El conflicto en el sistema universitario nacional alcanzó un nuevo punto crítico tras la convocatoria a un paro de actividades por parte de la CONADU Histórica, que se extenderá del 13 al 18 de abril en todo el país. La medida, que cuenta con el acompañamiento de sectores estudiantiles y del personal no docente, se inscribe en un escenario de creciente tensión con el Gobierno nacional.
El eje del reclamo no se limita a la cuestión salarial. Desde el sector denuncian que el Poder Ejecutivo mantiene una actitud de incumplimiento frente a un fallo de la Cámara Contencioso Administrativo Federal que ordenó la aplicación de la Ley de Financiamiento Universitario, lo que agrava la disputa institucional y suma un componente jurídico a la crisis.
En términos económicos, los docentes advierten sobre una pérdida sostenida del poder adquisitivo desde el inicio de la gestión de Javier Milei. Según datos gremiales, los salarios del sector registraron una caída cercana al 33% en términos reales, lo que impacta directamente en las condiciones de vida de los trabajadores y en el funcionamiento del sistema educativo.
Referentes sindicales, como Antonio Rosselló, de la Asociación Gremial Docente de la UBA, describen un escenario “insostenible”, en el que docentes con años de antigüedad perciben ingresos que quedan muy por debajo de la línea de pobreza. Esta situación, señalan, empuja a muchos profesionales a buscar ingresos complementarios fuera del ámbito académico para poder sostenerse.

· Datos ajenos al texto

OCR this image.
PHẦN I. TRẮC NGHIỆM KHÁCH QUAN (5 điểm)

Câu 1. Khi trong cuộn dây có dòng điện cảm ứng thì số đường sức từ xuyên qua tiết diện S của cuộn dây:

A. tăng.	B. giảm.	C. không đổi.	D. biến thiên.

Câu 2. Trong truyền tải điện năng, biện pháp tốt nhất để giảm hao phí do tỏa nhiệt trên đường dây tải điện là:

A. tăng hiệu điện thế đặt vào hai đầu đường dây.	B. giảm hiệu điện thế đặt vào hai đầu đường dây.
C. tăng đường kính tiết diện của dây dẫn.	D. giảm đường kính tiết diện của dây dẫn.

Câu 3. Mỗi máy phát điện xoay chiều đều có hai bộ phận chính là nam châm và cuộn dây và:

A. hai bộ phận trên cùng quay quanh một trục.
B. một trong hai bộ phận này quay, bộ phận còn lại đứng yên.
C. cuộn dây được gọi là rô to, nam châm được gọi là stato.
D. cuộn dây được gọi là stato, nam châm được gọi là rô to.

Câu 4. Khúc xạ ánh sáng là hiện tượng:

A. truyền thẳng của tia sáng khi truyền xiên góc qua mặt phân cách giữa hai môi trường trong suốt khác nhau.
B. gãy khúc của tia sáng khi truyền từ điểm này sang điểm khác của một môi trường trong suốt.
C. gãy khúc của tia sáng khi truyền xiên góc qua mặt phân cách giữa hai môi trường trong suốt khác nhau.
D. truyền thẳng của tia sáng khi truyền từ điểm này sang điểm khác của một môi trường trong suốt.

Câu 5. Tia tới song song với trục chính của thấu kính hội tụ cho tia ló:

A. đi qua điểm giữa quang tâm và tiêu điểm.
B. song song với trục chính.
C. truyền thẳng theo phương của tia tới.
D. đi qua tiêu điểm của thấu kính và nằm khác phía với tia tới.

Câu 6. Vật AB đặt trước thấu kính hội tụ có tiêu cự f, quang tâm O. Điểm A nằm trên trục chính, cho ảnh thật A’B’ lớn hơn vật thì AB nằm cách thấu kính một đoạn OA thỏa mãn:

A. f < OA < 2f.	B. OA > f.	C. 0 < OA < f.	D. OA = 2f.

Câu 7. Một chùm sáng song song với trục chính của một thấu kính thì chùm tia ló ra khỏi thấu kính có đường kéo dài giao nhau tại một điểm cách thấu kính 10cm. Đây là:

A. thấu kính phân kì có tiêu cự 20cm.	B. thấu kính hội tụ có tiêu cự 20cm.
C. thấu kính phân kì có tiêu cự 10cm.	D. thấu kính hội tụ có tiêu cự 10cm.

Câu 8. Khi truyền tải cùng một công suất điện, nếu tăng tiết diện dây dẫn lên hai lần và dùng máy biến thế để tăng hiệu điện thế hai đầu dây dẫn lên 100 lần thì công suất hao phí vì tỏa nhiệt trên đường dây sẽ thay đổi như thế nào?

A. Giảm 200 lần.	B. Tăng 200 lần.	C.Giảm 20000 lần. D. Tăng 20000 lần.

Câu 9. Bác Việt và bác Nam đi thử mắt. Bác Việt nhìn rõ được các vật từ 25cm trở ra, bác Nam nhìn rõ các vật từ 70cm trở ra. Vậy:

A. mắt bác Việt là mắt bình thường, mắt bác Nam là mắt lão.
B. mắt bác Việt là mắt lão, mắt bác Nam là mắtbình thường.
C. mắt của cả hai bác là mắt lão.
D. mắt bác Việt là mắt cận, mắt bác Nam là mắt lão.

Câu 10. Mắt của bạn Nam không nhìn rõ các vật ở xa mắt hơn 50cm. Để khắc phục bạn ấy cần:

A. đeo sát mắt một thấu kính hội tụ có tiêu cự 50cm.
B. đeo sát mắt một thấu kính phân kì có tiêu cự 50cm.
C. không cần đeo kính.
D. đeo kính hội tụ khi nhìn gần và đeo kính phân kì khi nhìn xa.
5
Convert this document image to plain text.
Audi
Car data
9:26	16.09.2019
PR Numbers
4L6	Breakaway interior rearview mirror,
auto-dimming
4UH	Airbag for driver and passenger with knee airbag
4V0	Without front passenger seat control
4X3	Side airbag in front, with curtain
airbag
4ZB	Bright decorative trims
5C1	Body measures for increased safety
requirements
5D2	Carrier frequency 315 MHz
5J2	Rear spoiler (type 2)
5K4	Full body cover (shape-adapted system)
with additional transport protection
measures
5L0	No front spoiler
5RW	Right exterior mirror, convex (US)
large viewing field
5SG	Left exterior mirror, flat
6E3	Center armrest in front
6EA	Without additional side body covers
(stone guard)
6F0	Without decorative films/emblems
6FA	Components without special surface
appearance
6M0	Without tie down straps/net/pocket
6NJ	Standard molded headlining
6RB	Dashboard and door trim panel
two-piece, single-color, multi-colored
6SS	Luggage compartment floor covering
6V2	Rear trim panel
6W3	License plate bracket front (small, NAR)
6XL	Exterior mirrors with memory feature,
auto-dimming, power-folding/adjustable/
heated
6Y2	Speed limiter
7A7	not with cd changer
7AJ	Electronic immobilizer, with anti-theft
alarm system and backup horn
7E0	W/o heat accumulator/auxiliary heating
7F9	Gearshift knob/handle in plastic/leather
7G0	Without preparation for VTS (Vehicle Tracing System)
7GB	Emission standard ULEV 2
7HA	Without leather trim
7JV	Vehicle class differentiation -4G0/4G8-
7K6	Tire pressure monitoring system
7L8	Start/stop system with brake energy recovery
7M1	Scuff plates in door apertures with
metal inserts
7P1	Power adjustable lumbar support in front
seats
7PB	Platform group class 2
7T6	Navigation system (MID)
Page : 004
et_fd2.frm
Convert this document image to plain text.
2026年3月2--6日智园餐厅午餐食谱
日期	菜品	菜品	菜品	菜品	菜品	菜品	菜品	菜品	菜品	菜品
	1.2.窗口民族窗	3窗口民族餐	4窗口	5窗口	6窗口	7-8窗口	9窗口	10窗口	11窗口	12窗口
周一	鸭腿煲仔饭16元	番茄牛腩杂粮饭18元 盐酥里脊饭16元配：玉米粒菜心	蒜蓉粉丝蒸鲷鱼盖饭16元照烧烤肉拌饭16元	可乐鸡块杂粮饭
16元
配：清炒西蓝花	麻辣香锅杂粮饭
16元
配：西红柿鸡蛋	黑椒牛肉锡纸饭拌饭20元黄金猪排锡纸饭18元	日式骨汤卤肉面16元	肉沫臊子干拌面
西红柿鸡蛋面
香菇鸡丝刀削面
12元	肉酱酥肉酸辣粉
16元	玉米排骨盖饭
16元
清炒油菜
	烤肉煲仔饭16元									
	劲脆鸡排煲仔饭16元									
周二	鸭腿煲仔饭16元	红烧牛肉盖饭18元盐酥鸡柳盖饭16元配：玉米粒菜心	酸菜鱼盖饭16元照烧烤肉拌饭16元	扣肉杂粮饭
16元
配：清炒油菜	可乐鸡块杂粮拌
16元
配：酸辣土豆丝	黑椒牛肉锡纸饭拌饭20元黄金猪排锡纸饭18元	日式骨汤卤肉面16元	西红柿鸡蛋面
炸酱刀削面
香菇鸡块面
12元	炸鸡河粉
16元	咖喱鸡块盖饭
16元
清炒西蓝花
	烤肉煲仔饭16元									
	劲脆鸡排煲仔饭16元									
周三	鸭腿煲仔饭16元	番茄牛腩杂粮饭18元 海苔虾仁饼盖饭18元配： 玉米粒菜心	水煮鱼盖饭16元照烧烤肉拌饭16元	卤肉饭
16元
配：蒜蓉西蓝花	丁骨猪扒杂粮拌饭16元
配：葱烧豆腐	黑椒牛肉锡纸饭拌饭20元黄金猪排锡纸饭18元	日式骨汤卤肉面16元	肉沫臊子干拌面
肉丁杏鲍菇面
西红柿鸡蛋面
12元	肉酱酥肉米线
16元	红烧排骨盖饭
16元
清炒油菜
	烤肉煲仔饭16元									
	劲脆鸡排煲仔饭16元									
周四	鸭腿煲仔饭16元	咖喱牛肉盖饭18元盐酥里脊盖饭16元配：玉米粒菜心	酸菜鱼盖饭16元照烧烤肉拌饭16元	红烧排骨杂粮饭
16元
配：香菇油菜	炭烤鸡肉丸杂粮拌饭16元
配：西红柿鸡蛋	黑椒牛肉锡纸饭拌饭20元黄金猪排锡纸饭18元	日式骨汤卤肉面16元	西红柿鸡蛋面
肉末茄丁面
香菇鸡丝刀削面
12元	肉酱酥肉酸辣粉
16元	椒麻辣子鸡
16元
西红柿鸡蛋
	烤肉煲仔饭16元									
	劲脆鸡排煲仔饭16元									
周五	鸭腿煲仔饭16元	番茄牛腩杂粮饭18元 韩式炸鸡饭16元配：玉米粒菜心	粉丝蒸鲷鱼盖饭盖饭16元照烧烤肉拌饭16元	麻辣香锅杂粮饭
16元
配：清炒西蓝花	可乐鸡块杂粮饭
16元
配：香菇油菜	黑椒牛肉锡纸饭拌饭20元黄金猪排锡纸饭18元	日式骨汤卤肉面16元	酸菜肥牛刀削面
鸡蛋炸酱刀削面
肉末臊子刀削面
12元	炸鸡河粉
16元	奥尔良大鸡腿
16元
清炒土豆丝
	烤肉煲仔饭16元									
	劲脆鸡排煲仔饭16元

En este contexto, los aumentos dispuestos por el Gobierno —en torno al 2% y 2,5%— son considerados insuficientes por los gremios, que reclaman una recomposición más significativa para recuperar el poder adquisitivo perdido y dar cumplimiento efectivo a la normativa vigente.
El paro, en este marco, no solo refleja una disputa salarial, sino que expone una crisis más amplia que combina deterioro económico, conflicto institucional y cuestionamientos sobre el rumbo de la política universitaria. Durante la semana de medida de fuerza, la actividad académica se verá fuertemente resentida en todo el país, en un escenario que anticipa nuevas instancias de confrontación si no se abren canales de diálogo efectivos.